In de basis is een kortsluiting een fout in de kabelboom, die elektriciteit tussen circuits voor overbrugt zijn bestemming bereiken. Een kortsluiting moet niet worden verward met een open circuit, waarin de stroom helemaal niet vloeit. Hoewel de symptomen van een kortsluiting vergelijkbaar kunnen zijn met een open circuit, is de diagnose een beetje anders. Er zijn verschillende manieren waarop kortsluiting kan optreden en het is meestal niet gemakkelijk te vinden en te repareren. Om te begrijpen hoe u vindt een kortsluiting, we moeten echter begrijpen hoe een goed functionerend circuit werkt.
Er zijn veel manieren waarop elektriciteit door het elektrische systeem van de auto wordt vervoerd, en een kortsluiting kan de juiste stroom van elektriciteit in elk van hen gemakkelijk onderbreken. We kunnen het elektrische systeem van een auto grofweg indelen in sensor- en actuatorcircuits. Typen sensoren omvatten zuurstofsensoren, lichtsensoren, schakelaars, snelheidssensoren en dergelijke. Actuatoren kunnen motoren of lichten zijn, of iets dergelijks.
In elk van deze circuits is een goede werking verzekerd zolang de bedrading intact is, maar er zijn veel manieren waarop een circuit kan worden onderbroken. Schade door knaagdieren, schurende draden, slordige installatiepraktijken, binnendringend water en stootschade zijn slechts enkele van de dingen die de elektrische circuits van uw auto kunnen onderbreken. Per ongeluk een schroef door een kabelboom draaien is een geweldige manier om kortsluiting naar massa of kortsluiting naar voeding of beide te veroorzaken.
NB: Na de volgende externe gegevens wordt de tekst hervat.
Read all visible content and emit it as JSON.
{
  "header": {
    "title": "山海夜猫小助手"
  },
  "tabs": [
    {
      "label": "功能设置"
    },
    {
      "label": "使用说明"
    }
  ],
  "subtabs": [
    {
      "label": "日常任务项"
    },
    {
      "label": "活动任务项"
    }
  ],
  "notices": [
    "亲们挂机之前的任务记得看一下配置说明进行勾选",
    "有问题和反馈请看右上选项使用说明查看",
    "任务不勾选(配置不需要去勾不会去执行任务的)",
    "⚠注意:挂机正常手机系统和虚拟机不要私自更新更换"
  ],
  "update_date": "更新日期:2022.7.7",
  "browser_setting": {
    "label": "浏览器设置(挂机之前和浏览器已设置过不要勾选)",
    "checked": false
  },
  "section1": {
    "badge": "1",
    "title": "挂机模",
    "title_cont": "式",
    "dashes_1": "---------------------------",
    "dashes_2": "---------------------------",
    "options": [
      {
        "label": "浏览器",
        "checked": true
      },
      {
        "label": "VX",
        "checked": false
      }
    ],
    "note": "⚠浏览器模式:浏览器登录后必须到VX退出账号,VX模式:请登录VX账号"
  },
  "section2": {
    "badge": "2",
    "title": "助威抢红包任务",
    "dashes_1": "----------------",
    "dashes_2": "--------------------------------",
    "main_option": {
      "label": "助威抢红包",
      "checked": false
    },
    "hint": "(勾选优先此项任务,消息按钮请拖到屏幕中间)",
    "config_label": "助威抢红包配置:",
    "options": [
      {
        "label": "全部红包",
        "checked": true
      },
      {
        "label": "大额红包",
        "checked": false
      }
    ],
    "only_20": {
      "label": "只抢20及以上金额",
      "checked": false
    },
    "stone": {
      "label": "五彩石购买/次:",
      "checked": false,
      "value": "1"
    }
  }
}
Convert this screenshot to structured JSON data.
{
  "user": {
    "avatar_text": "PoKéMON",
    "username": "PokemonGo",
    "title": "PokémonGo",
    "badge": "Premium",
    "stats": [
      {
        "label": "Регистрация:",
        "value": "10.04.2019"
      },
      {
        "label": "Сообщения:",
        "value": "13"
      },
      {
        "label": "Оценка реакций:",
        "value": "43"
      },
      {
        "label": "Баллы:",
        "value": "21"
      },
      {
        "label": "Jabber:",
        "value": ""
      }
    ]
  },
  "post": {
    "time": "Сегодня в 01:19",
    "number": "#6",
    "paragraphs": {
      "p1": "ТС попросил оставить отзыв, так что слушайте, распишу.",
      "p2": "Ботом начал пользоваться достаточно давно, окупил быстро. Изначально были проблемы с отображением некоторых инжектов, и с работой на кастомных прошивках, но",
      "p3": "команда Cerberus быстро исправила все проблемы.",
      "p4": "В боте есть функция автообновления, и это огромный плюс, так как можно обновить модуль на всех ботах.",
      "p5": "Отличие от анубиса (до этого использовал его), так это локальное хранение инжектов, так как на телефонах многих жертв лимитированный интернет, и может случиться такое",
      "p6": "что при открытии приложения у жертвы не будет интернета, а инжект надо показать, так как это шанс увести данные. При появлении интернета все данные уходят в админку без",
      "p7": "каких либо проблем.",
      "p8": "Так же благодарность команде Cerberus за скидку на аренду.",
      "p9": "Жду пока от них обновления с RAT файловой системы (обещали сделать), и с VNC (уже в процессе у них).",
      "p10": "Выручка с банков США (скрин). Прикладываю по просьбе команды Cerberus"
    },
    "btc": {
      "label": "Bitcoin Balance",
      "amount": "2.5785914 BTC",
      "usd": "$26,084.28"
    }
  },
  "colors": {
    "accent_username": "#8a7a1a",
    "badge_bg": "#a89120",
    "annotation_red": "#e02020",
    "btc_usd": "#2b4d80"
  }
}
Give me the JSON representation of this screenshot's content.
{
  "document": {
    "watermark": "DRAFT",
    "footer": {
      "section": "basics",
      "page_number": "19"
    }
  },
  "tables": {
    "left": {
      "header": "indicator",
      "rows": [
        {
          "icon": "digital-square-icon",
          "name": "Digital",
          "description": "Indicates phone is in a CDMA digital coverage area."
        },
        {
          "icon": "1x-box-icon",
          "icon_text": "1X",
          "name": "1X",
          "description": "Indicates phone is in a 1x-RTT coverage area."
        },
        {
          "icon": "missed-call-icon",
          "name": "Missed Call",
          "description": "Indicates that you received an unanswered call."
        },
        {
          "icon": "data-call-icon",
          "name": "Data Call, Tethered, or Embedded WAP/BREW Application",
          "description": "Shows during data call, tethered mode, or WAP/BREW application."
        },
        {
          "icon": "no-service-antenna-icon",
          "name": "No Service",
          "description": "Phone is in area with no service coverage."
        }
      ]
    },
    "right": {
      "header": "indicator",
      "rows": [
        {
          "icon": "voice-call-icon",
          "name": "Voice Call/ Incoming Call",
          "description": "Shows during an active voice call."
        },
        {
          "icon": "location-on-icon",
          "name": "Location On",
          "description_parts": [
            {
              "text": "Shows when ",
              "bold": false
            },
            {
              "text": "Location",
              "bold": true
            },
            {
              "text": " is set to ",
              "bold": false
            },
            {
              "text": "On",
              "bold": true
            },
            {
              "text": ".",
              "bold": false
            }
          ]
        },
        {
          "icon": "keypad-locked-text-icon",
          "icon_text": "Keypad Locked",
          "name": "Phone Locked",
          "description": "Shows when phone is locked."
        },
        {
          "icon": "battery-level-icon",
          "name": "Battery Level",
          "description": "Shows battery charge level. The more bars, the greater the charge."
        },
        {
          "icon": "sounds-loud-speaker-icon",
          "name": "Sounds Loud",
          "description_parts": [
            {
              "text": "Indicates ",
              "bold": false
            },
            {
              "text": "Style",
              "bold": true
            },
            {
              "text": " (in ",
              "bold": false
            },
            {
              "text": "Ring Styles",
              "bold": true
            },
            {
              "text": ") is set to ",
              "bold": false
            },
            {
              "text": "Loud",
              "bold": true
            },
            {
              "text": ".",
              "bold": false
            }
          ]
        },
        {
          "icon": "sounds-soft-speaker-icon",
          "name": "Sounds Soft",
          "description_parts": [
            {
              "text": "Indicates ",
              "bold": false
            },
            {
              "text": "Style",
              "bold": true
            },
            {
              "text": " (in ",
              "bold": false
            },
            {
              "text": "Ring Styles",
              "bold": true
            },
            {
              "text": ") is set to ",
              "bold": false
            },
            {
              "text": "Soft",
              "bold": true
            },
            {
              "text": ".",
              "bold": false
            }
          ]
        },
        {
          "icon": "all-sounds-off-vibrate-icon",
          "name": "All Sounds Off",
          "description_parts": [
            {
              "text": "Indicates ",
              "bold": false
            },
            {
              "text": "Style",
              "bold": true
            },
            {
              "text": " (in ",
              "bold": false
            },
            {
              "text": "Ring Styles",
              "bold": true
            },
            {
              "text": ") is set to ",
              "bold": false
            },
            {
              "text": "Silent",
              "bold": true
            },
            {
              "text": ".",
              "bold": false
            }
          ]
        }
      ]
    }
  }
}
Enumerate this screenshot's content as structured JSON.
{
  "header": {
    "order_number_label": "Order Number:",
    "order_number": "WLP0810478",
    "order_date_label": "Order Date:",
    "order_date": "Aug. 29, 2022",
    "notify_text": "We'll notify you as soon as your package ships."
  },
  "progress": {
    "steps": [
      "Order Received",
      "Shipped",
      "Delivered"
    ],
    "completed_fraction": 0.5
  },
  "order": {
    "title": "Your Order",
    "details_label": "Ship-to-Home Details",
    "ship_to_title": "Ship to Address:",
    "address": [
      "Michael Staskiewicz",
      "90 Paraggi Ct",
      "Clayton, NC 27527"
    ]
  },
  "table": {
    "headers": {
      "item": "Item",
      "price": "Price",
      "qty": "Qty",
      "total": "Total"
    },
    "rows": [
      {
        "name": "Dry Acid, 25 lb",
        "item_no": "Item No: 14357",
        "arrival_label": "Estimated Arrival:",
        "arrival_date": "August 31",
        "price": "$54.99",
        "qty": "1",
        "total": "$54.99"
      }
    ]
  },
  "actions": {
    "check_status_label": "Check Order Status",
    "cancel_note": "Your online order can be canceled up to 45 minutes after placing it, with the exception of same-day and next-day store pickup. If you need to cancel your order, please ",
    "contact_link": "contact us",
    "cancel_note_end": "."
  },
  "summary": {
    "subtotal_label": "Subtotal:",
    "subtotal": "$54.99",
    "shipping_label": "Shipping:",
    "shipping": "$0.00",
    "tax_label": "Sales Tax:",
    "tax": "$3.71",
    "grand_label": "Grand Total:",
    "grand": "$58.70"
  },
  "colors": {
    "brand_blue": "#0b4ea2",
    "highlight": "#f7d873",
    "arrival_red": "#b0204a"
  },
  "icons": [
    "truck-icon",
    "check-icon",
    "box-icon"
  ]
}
Er zijn twee soorten kortsluitingen, kortsluiting naar vermogen en kortsluiting naar aarde, waarbij elektriciteit een onbedoelde snelkoppeling zonder door de beoogde sensor of actuator te gaan.
Met alle technologie in de moderne auto, van aandrijflijnbeheer tot entertainmentsystemen en alles daartussenin, zou het geen verrassing moeten zijn hoeveel elektrische bedrading nodig is om alles aan te sluiten. Metaalrecyclers schatten dat zo'n 1.500 draden, die ongeveer anderhalve kilometer van begin tot eind zijn verbonden, bijvoorbeeld de gemiddelde moderne luxeauto verbonden houden. Kortsluiting kan elektronische componenten beschadigen, het controlelampje instellen, zekeringen doorbranden, de batterij leeg laten lopen of u laten stranden.
Het lijkt misschien ingewikkeld, maar het beste wat je kunt doen is verdelen en heersen. Moderne elektrische bedradingsschema's (EWD) zijn kleurgecodeerd, wat de diagnose kan vergemakkelijken, hoewel het diagnosticeren van een kortsluiting nog steeds geen wandeling in het park is.
Het opsporen van een kortsluiting kost tijd en geduld. Om aan de slag te gaan, hebt u een EWD voor uw voertuig, een testlamp of multimeter en gereedschap nodig om toegang te krijgen tot de kabelboom. Identificeer eerst het circuit waarnaar u kijkt. Je moet zien waar het heen gaat, door welke connectoren het gaat en welke kleur de draden hebben.
Bij het testen van 12 V-circuits kunt u meestal beginnen met de zekering in het betreffende circuit. Verwijder de zekering en sluit het testlampje aan op de klemmen van de zekeringbus. De multimeter, ingesteld om continuïteit te meten, kan op een vergelijkbare manier worden gebruikt. Koppel de positieve batterij los, plaats de positieve sonde aan de belastingszijde van de zekering, klem de negatieve sonde op de negatieve batterij. Als er kortsluiting is, gaat het testlampje branden of piept de multimeter. Nu, verdeel en heers.
Op 5 V-circuits, zoals die worden gebruikt door de ECM om de motor en transmissie te detecteren en te regelen, koppelt u de ECM en de accu los, stelt u de multimeter in om de continuïteit te meten en zoekt u tussen het circuit en de carrosseriemassa of de motormassa. Volg dezelfde verdeel en heers methode om de geschatte locatie van de kortsluiting te bepalen.
Zodra u de kortsluiting heeft gevonden, kunt u deze gaan repareren. Voordat u de batterij opnieuw aansluit of een nieuwe zekering plaatst, moet u opnieuw controleren op kortsluiting met het testlampje of de multimeter.